Professor Sir John Tooke, Vice-Provost Health to retire in July 2015
3 September 2014
Having come to UCL from a small but "perfectly formed" institution (the Peninsula College of Medicine & Dentistry), I couldn't help be overwhelmed by the scale and complexity of the School of Life and Medical Sciences.
Indeed the breadth of excellence and our sheer size lend themselves to one of the key characteristics of the institution - a clear propensity for interdisciplinary work from which the solutions to many complex problems derive. I have been struck by just how capable we are in this regard, a culture no doubt nurtured by the Grand Challenges ethos. It's been particularly pleasing to see our own health informatics community come together and achieve remarkable funding success in the last few years as a result.

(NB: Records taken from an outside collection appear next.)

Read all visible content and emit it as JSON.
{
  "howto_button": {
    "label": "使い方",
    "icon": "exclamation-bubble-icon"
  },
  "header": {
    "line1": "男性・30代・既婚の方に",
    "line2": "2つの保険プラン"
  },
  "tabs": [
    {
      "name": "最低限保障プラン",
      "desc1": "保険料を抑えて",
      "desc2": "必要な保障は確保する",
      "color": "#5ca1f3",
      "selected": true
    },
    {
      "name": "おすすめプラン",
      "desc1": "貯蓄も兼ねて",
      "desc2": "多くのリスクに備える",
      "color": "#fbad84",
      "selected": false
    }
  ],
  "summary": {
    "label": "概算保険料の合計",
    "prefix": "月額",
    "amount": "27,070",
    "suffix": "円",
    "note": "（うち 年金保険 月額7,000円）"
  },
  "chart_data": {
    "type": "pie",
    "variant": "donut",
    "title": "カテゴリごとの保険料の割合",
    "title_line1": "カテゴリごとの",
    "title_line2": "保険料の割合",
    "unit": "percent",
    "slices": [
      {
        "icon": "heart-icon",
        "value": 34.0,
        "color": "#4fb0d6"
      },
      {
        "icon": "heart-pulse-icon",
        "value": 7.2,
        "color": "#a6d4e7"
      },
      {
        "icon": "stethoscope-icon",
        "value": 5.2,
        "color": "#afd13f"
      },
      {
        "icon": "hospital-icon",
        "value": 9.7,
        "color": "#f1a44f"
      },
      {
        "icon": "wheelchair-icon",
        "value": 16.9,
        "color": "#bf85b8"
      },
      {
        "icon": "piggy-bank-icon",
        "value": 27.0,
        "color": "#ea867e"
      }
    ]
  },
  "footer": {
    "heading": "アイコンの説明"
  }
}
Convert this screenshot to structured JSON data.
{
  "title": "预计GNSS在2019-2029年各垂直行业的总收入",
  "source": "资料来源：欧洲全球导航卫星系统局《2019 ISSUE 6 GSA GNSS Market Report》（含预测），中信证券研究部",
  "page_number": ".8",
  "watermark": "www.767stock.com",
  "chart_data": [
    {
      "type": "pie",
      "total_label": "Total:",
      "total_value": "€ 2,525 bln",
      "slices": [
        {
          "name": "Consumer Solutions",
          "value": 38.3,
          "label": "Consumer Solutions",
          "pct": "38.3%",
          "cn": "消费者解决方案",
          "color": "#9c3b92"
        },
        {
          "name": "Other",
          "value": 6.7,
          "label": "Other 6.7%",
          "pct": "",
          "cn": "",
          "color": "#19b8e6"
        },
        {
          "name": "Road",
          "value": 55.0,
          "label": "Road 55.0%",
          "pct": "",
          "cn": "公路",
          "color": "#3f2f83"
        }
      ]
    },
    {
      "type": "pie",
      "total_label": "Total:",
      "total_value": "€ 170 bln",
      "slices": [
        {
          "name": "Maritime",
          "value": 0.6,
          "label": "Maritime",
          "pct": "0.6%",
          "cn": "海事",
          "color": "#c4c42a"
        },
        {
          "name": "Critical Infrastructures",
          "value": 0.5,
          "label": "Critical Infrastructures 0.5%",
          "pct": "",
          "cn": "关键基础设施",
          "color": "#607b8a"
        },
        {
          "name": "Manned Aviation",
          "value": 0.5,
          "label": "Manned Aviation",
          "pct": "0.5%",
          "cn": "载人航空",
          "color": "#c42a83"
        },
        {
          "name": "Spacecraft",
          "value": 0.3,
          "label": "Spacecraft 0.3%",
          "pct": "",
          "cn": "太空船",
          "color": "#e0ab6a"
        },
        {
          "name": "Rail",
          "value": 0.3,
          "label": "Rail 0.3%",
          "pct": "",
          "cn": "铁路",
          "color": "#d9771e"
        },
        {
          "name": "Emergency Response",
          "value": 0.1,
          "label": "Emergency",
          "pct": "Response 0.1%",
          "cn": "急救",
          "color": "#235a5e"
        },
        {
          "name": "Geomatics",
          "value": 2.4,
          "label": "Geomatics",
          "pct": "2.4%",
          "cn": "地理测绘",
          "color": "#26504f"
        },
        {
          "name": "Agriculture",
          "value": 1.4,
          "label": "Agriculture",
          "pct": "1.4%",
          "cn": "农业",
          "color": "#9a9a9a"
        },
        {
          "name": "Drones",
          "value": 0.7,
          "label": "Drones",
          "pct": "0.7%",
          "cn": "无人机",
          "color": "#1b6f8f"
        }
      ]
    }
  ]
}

Another example would be the Leonard Wolfson Experimental Neurology Centre, representing the largest grant ever made by the Wolfson Foundation, to support the study of experimental approaches to neurodegenerative disease, which would not have been possible without bringing our collective strengths to bear.
If you are involved in "academic management" (if that is not an oxymoron!) you approach restructuring with caution, but I do believe that the creation of the four Faculties within the School of Life and Medical Sciences has been a success, emphasising our commitment across the whole translational pathway, or from bench to bedside to population, as well as underlining our core strengths as an institution in brain science. That this has worked so well is down to the great leadership of the Faculties and the ambitious plans that they have developed to take full advantage of the opportunities. Importantly, these plans recognise the need to fully engage the talents of the wider University in their realisation.

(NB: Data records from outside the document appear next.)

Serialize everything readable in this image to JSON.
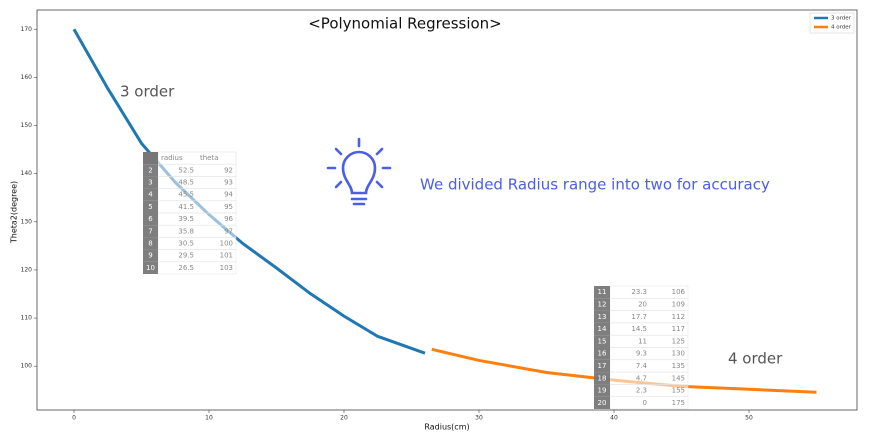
{
  "chart_data": {
    "type": "line",
    "title": "<Polynomial Regression>",
    "x_label": "Radius(cm)",
    "y_label": "Theta2(degree)",
    "xlim": [
      -2.74,
      58
    ],
    "ylim": [
      90.9,
      174
    ],
    "xticks": [
      0,
      10,
      20,
      30,
      40,
      50
    ],
    "yticks": [
      100,
      110,
      120,
      130,
      140,
      150,
      160,
      170
    ],
    "legend": "upper right",
    "series": [
      {
        "name": "3 order",
        "color": "#1f77b4",
        "x": [
          0,
          2.5,
          5,
          7.5,
          10,
          12.5,
          15,
          17.5,
          20,
          22.5,
          26
        ],
        "values": [
          170,
          157.7,
          146.3,
          138.2,
          131.5,
          125.5,
          120.4,
          115.1,
          110.4,
          106.2,
          102.7
        ]
      },
      {
        "name": "4 order",
        "color": "#ff7f0e",
        "x": [
          26.5,
          30,
          35,
          40,
          45,
          50,
          55
        ],
        "values": [
          103.5,
          101.2,
          98.7,
          97.1,
          95.8,
          95.2,
          94.6
        ]
      }
    ],
    "annotations": [
      "3 order",
      "4 order",
      "We divided Radius range into two for accuracy"
    ]
  },
  "tables": [
    {
      "header": [
        "radius",
        "theta"
      ],
      "rows": [
        [
          "2",
          "52.5",
          "92"
        ],
        [
          "3",
          "48.5",
          "93"
        ],
        [
          "4",
          "45.5",
          "94"
        ],
        [
          "5",
          "41.5",
          "95"
        ],
        [
          "6",
          "39.5",
          "96"
        ],
        [
          "7",
          "35.8",
          "97"
        ],
        [
          "8",
          "30.5",
          "100"
        ],
        [
          "9",
          "29.5",
          "101"
        ],
        [
          "10",
          "26.5",
          "103"
        ]
      ]
    },
    {
      "rows": [
        [
          "11",
          "23.3",
          "106"
        ],
        [
          "12",
          "20",
          "109"
        ],
        [
          "13",
          "17.7",
          "112"
        ],
        [
          "14",
          "14.5",
          "117"
        ],
        [
          "15",
          "11",
          "125"
        ],
        [
          "16",
          "9.3",
          "130"
        ],
        [
          "17",
          "7.4",
          "135"
        ],
        [
          "18",
          "4.7",
          "145"
        ],
        [
          "19",
          "2.3",
          "155"
        ],
        [
          "20",
          "0",
          "175"
        ]
      ]
    }
  ]
}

Having spent an early part of my career as a Wellcome Trust Senior Lecturer at Charing Cross Hospital Medical School as then was, I have been struck by a spirit of partnership in London which simply was not possible three decades ago. I'm pleased that I was able to precipitate the formation of the London Academic Health Science Centre Executive, and over the last few years we've seen the creation of Imanova and MedCity, and the Francis Crick Institute is within a year of completion. I profoundly believe that the successful academic institutions of the future will be those that can build the mutually beneficial collaborative networks and partnerships to answer the questions that no one institution, however prestigious, can answer alone.
There have been many advances over the nearly five years I have been in post, many of which are down to the efforts of others. Those that I have been proud to have some part in facilitating are many, and include for example our burgeoning relationship with the London School of Hygiene and Tropical Medicine that is leading to the development of the Bloomsbury Research Institute; the establishment of the Sainsbury Wellcome Centre for Neural Circuits and Behaviour under a great Director; the integration of the School of Pharmacy based on clear academic principles and advantages for both parties; the success of the Translational Research Office and the growth in our industrial collaborations; the ambitious plans for a Dementia Research Institute as part of the Queen Square House redevelopment; the growth and growth of UCLPartners and the centrality now of UCL to the UCLP AHSC six Academic Medical Centre model; and the appropriately high profile achieved by the burgeoning new Faculty of Population Health Sciences.
UCL is an incredibly strong institution with a great culture and a great team. I believe the School of Life and Medical Sciences is set fair for another step function in achievement in pursuit of UCL's 2034 Strategy. I'll be working hard over the coming year to ensure that goal is realised, bringing to conclusion one of the most fulfilling and enjoyable periods in my professional life.